Makalah ini disusun  dengan maksud memberikan informasi tentang berbagai permasalahan dan penanggulangan ancaman pada kawasan pesisir.
Dalam penyusunan makalah ini kami kelompok II menghaturkan terima kasih kepada Dosenpengasuh mata kuliah Pengantar pengelolaan pesisir di Fakultas Perikanan dan Ilmu Kelautan, Universitas Samratulangi Manado yang telah membanti kami dalam penyelesaian penyusunan makalah ini sehingga dapat selesai dan dipersentasikan.
Kami menyadari keterbatasan dalam penyusunan makalah ini, oleh karena itu kritik dan saran yang bersifat membangun sangat diharapkan. Akhirnya semoga makalah ini berguna bagi pihak yang membutuhkannya.





Manado,  Februari 2013


      Team Kelompok II















BAB I. PENDAHULUAN

1.1 Latar Belakang
Indonesia terletak sangat strategis ,yaitu di daerah tropis, diapit oleh dua benua (Asia dan Australia) dan dua samudera (Hindia dan Pasifik). Letak yang strategis ini menjadikan Indonesia sebagai negara yang kaya akan sumber daya alam khususnya pesisir. Wisata bahari, budi daya tambak, pertambangan dan pemukiman adalah beberapa contoh potensi ekonomi yang bernilai tinggi. Tak heran apabila daerah pesisir menjadi daya tarik bagi seluruh pihak untuk mengelola dan memanfaatkannya dari segi ekonomi maupun politikya. Delinom (2007:2) mendefinisikan, Daerah pesisir adalah jalur tanah darat/kering yang berdampingan dengan laut, dimana lingkungan dan tata guna lahan mempengaruhi secara langsung lingkungan ruang bagian laut, dan sebaliknya. Daerah pesisir adalah jalur yang membatasi daratan dengan laut atau danau dengan lebar bervariasi. Daerah ini selalu berkembang dengan pesatnya pembangunan yang dilakukan berbagai pihak. Pihak-pihak tersebut secara tidak langsung mengakibatkan kerusakan lingkungan karena aktivitas yang dilakukan di darat maupun di laut. Hal ini menjadikan ekosistem pesisir sebagai ekosistem yang rentan terhadap kerusakan dan perusakan baik alami maupun buatan. Penanggulangan atas permasalahan tersebut secara bijak dan tepat dapat mengurangi maupun mencegah kerusakan yang terjadi.

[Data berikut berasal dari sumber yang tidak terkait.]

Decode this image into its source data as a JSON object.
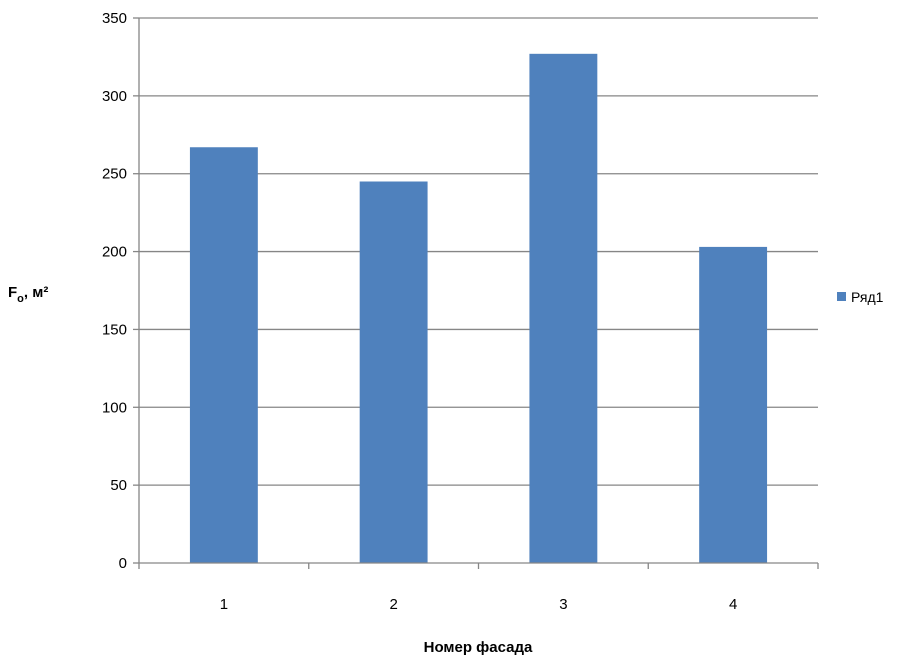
{
  "chart_data": {
    "type": "bar",
    "title": "",
    "xlabel": "Номер фасада",
    "ylabel_main": "F",
    "ylabel_sub": "о",
    "ylabel_unit": ", м²",
    "categories": [
      "1",
      "2",
      "3",
      "4"
    ],
    "series": [
      {
        "name": "Ряд1",
        "values": [
          267,
          245,
          327,
          203
        ],
        "color": "#4f81bd"
      }
    ],
    "ylim": [
      0,
      350
    ],
    "yticks": [
      "0",
      "50",
      "100",
      "150",
      "200",
      "250",
      "300",
      "350"
    ],
    "grid": true,
    "legend": "right"
  }
}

Makalah ini menyajikan permasalahan pesisir yang diakibat oleh faktor alam maupun manusia beserta penanggulangannya yang tepat atas permasalahan yang dihadapi.
1.2 Perumusan Masalah
Permasalahan yang dirumuskan dan dibahas dalam makalah ini adalah :
1.    Permasalahan apa saja yang terdapat di daerah pesisir?
2. Apa saja penyebab permasalahan pesisir?
3.   Bagaimana cara menanggulangi permasalahan pesisir yang terjadi?



 1.3 Tujuan
Tujuan makalah ini adalah :
1.    Mengetahui permasalahan yang terdapat di daerah pesisir.
2.    Mengetahui penyebab dari permasalahan yang terjadi di daerah pesisir.
3.    Mengetahui cara menangani permasalahan yang terjadi di daerah pesisir.

1.4 Manfaat
1.Makalah ini diharapkan dapat memberikan gambaran atas permasalahan pesisir dan penanggulangan yang tepat atas permasalahan yang terjadi.
2. Makalah ini dapat memberikan literatur mengenai permasalahan pesisir dan penanggulangan yang tepat bagi kalangan akademisi dan peneliti.
3.    Makalah ini dapat menambah wawasan dan memberikan inspirasi dalam penanggulangan atas permasalahan pesisir.
4.    Makalah ini dapat memberikan inspirasi atas kebijakan hukum dalam mengelola sumber daya pesisir secara lestari dan terpadu.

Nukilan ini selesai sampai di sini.